O God, wherefore shall we live next year, if it be not to love better this sovereign goodness? Oh, how it takes us from this world, or takes this world from us; how it makes us die, or makes us better love its death than our life!

Now I wish for your dear soul, that this next year may be followed by many others, and they may all be profitably employed in the conquest of eternity.

Live long, holily, happily here below, amid these perishable moments, to live again eternally in that immutable felicity to which we aspire.

But if our Lord hears my prayers, this year will be to you a year of prosperity, of contentment, and of blessings on yourself, in yourself, and on all around you; and you will see a long succession of like years, which at length will terminate in the eternal year, in which you will immortally enjoy the Author of all true prosperity and benediction.

Then on “The End and the Beginning of the Year.”

Behold the year about to engulf itself in the abyss where all the others up to the present have been annihilated.

Oh, how desirable is eternity at the price of these miserable and perishable vicissitudes! Let us allow time to glide away, whilst we ourselves are gliding away, little by little, to be transformed into the glory of the children of God.

Alas, when I think how I have employed the time of God, I am much troubled that He wills not to give me His eternity; since He wills not to give it, except to those who use His time well.

O God, these years are going away, and run imperceptibly in file one after another; and in winding up their durations, they wind up our mortal life, and in ending they end our days.

Oh, how incomparably more desirable is eternity, since its duration is without end, and its days without night, and its contentments invariable! May you possess this admirable good of the holy eternity in as high a degree as I wish it for you! What happiness for my soul, if God, taking compassion on it, were to make it see this sweetness!

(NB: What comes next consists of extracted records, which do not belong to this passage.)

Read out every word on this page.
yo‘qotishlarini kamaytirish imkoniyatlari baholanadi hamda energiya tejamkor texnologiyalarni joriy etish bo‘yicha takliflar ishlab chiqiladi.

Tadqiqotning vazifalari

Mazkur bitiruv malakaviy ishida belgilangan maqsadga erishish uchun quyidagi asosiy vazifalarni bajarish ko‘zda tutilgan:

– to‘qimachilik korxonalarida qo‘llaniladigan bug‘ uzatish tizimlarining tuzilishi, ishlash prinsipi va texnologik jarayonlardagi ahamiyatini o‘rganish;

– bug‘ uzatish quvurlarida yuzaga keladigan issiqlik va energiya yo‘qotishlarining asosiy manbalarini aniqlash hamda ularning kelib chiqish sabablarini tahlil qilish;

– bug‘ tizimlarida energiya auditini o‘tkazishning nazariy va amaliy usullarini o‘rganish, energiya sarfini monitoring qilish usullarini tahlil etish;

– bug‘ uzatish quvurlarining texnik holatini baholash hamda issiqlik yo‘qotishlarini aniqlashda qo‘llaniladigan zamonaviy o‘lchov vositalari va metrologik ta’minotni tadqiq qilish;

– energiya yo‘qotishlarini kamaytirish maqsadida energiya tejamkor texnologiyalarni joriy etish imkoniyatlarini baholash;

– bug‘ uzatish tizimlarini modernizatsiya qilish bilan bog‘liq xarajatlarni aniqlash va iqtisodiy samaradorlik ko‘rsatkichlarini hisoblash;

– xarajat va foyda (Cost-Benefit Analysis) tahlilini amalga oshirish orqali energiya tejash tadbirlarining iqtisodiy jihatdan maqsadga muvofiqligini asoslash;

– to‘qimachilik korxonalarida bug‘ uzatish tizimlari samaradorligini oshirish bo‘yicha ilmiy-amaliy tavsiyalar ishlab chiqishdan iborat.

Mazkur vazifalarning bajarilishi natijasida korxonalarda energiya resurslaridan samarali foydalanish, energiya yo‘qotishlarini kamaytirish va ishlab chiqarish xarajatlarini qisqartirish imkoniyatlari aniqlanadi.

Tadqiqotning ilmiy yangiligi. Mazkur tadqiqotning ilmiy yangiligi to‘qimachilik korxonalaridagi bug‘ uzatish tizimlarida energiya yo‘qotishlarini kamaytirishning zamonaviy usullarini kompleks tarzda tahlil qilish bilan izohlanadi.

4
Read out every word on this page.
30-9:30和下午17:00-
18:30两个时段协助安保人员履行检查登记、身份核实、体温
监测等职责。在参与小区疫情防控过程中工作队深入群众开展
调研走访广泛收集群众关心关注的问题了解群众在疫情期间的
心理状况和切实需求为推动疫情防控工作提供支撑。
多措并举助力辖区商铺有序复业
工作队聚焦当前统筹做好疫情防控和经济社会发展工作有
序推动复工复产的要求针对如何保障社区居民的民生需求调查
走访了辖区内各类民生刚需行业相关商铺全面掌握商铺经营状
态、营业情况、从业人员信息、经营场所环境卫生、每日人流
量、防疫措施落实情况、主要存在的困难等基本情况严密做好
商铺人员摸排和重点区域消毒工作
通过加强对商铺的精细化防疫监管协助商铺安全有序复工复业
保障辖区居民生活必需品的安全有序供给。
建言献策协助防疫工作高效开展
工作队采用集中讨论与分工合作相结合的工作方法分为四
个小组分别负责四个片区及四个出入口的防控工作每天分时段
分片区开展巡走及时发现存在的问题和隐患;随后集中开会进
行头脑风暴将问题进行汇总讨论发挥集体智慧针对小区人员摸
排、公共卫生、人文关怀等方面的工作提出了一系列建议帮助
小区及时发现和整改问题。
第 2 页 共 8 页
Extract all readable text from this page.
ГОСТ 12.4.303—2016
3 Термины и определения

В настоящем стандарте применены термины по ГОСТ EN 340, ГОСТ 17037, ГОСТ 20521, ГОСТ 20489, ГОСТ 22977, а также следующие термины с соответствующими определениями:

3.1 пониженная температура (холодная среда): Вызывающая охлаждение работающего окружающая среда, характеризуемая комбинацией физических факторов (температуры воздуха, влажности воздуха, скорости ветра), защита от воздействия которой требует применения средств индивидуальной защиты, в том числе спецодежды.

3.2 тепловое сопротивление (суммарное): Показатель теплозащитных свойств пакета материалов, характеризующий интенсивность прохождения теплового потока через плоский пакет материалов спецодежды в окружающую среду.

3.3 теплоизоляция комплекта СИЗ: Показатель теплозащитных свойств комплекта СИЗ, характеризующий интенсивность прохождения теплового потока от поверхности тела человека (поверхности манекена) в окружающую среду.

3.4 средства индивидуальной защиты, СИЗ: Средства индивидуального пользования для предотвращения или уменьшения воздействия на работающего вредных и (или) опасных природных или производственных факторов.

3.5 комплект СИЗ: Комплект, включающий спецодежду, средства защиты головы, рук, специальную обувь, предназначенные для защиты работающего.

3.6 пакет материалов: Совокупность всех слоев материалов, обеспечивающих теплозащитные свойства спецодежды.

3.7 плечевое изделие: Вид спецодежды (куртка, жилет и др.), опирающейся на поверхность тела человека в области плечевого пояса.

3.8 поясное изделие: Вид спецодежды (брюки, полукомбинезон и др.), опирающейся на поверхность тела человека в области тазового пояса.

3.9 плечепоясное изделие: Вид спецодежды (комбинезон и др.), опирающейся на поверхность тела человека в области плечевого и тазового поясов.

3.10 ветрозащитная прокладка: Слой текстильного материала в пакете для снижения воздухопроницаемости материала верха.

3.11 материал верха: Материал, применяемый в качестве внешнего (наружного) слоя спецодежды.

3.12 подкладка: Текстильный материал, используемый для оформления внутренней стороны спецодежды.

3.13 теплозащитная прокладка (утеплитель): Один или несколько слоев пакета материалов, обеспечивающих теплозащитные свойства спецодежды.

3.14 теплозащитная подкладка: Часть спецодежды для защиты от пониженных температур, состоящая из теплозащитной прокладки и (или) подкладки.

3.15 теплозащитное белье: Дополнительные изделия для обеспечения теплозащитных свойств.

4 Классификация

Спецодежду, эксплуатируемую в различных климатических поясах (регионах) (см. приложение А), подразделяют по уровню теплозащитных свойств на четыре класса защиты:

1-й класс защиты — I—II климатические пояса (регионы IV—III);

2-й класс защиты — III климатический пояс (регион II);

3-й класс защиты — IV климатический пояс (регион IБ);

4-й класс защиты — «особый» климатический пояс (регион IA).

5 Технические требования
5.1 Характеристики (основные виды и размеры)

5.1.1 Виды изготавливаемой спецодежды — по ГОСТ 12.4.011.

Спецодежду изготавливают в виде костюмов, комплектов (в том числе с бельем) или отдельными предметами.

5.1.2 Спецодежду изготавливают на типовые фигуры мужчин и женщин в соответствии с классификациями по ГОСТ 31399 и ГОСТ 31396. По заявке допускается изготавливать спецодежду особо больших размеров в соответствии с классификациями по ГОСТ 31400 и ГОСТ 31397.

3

But whilst waiting to see our glorified Saviour, let us see Him with the eyes of faith all humbled in His cradle.

Ought we not to praise God for the many graces that we have received, and to supplicate Him to diffuse the blood of His circumcision over the entrance of the coming year, that in it the destroying angel may have no access over us?

So be it, that through these transitory years we may happily arrive at the permanent year of the most holy eternity!

Let us, then, well employ these little perishable moments in exercising ourselves in the holy sweetness and humility which the circumcised Babe

comes to teach us, in order that we may have part in the efFects of His divine Name.

Might we at least for once well pronounce that sacred Name of our heart!

Oh, what balm it would diffuse over all the faculties of our soul!

How happy we would be to have in our understanding nought but Jesus, in our memory nought but Jesus, in our will nought but Jesus, nought but Jesus in our imagination! Jesus would be every where in us, and we every where in Him. Let us attempt this, let us pronounce that Name as often as we can. But if as yet we can only say it stammering, at last we shall nevertheless be able to pronounce it well.

But what means it to pronounce this sacred Name well? for you tell me to speak plainly to you. Alas, I know not how, but I only know that to express it well would need a tongue all of fire; that is to say, it must be by divine love only, which, without any other, expresses Jesus in our life, by imprinting Him in the depths of our heart. But courage; doubtless we shall love God, for He loveth us.


Finally:

To a religious sister, 8 January 1620

O my dear Daughter—Let us employ this new year well, to acquire eternity. I see you, me seems, near the Infant of Bethlehem, and while kissing his feet begging him to be your King. Abide there, my dear daughter, and learn of him to be meek, humble, simple and amiable.

Let your soul, like a mystical bee, never leave this dear little King, but make its honey around him, in him and for him; indeed let it draw its honey from him, whose lips are all overflowing with grace, and on them, far more happily than they were seen on those of St. Ambrose, holy bees, collected in a swarm, do their sweet and gracious work.